スタートラインは既に越えた。最初のOPは抽象的な異空間でのキャラ紹介が目立ちましたが、このOPでは学園内でステップやランニングと己を磨くアイドル活動が印象に残ります。物語の開始から半年が経過してキャラの関係性が視聴者に伝えられた為か、すばるの前で顔を赤らめるあこ、ローラと一緒に練習に励むゆめ、真昼の視線の先に立つ夜空と学園内の日常を切り取る映像が増えました。


スタージェット!
アイドルの衣装を着て観客に手を振る1年生のゆめ、ローラ、あこ、真昼。先程のOPで見られた練習に励む生徒から、大勢の前に出て観客を喜ばせるアイドルに立場が変わるなど、歌詞にある「去年の今頃とまるで違う景色なの」の意味が伝わる映像ですね。ゆめを応援してくれるファンも増えて、S4に憧れる普通の女の子ではなくなりました。そしてアイドルとして実力を付けた事で、S4との関係性にも大きな変化が表れています。

最初のOPではS4だけが衣装を身に纏いステージに立つ事を許され、2番目のOPでは1年生はステージに立てたものの場所はS4より下の段でしたが、3番目のOPではそうしたどちらが上か下か区別する演出は避けられています。S4は1年生にとって尊敬する先輩ではありますが、アイドルとして一番星を目指すのであれば、挑戦して越えなければならないライバルでもあります。素敵な先輩に一方的に手を引かれて導かれるのではなく、OPで手を繋ぎながら追い越し合うゆめとローラの様にお互いを高めていく。その関係に至る為の出発点として一緒の舞台で対等な立場で挑む時が訪れた。その事を映像は教えてくれています。


STARDOM!
新キャラのエルザを中心に作られたOPのイントロはエルザらしい落ち着いた気品あるメロディ。ここではS4の座から降りたひめ、ツバサ、夜空の貴重な私服姿を見る事が出来ます。映像はメロディが落ち着いた分だけ派手な動きは少ないですが、歌詞の方は素晴らしく「憧れは次の憧れを生む」は短いながらも新シリーズの本質を的確に表しています。

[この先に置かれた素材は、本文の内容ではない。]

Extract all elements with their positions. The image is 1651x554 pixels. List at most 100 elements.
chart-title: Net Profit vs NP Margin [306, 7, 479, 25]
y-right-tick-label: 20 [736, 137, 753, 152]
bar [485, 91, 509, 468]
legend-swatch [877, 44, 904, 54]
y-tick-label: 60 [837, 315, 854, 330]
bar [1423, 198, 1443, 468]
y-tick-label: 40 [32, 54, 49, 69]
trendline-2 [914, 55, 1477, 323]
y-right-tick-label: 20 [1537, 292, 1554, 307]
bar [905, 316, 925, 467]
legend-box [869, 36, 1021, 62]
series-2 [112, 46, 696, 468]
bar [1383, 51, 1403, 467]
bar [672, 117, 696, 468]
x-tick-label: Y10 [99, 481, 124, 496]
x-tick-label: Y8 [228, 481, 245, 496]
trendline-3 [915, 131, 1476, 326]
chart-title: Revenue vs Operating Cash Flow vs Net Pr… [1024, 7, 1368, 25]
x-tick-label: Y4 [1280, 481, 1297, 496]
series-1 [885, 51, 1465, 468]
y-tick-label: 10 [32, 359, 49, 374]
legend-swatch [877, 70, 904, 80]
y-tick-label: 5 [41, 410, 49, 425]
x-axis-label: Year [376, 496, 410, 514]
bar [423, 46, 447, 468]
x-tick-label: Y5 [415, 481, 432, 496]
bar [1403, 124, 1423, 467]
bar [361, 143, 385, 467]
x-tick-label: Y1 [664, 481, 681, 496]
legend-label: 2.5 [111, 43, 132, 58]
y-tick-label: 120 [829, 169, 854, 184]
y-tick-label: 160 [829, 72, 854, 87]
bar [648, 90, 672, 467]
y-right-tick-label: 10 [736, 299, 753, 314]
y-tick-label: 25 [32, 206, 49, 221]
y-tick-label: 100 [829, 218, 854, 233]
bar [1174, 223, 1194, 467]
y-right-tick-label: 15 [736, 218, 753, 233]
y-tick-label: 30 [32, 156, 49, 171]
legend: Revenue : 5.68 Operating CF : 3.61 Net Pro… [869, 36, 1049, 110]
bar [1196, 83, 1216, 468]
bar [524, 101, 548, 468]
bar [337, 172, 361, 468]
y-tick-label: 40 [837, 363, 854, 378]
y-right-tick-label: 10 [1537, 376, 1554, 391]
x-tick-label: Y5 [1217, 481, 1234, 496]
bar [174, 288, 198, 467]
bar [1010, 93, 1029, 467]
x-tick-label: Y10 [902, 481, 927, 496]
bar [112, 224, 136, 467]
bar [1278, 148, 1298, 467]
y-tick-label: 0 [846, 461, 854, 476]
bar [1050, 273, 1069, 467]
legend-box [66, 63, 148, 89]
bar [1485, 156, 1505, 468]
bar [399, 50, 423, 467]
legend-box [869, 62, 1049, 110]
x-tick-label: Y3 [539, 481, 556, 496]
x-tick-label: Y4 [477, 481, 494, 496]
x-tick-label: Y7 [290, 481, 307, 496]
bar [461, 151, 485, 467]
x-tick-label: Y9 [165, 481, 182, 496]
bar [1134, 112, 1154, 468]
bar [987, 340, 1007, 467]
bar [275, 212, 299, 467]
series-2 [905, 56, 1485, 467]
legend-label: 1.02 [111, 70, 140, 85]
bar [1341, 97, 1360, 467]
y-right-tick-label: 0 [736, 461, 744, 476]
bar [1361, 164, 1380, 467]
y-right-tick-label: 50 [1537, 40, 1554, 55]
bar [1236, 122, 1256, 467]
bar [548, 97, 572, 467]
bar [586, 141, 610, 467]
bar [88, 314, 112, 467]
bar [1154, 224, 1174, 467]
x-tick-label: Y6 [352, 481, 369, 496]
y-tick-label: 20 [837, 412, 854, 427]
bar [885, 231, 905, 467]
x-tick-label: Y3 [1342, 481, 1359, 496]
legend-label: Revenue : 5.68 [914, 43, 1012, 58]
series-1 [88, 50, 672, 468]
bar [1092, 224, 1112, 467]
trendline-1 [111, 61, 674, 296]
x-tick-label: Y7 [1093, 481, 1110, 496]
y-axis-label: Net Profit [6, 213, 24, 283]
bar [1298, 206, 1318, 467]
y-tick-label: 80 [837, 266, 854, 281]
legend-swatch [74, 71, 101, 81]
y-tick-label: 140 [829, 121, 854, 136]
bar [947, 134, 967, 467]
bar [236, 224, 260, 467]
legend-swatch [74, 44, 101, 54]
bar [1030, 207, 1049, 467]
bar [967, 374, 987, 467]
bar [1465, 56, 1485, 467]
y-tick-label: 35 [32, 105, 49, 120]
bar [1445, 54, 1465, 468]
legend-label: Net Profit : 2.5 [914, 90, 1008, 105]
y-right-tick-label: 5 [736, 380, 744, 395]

この歌詞は複数の解釈が可能で1つはひめに憧れて念願のS4になったゆめが新たなステージに昇り、世界最高のアイドルとされるエルザという目標を見つけたこと。そしてもう1つは四ツ星学園の頂点に立つS4のゆめが、今度は逆に新入生から尊敬の視線を集める側に回ること。現在は留学してエルザを乗り越えるだけで精一杯のゆめですが、新入生の手本となるS4としてどう振る舞うのか、今後の展開に注目しています。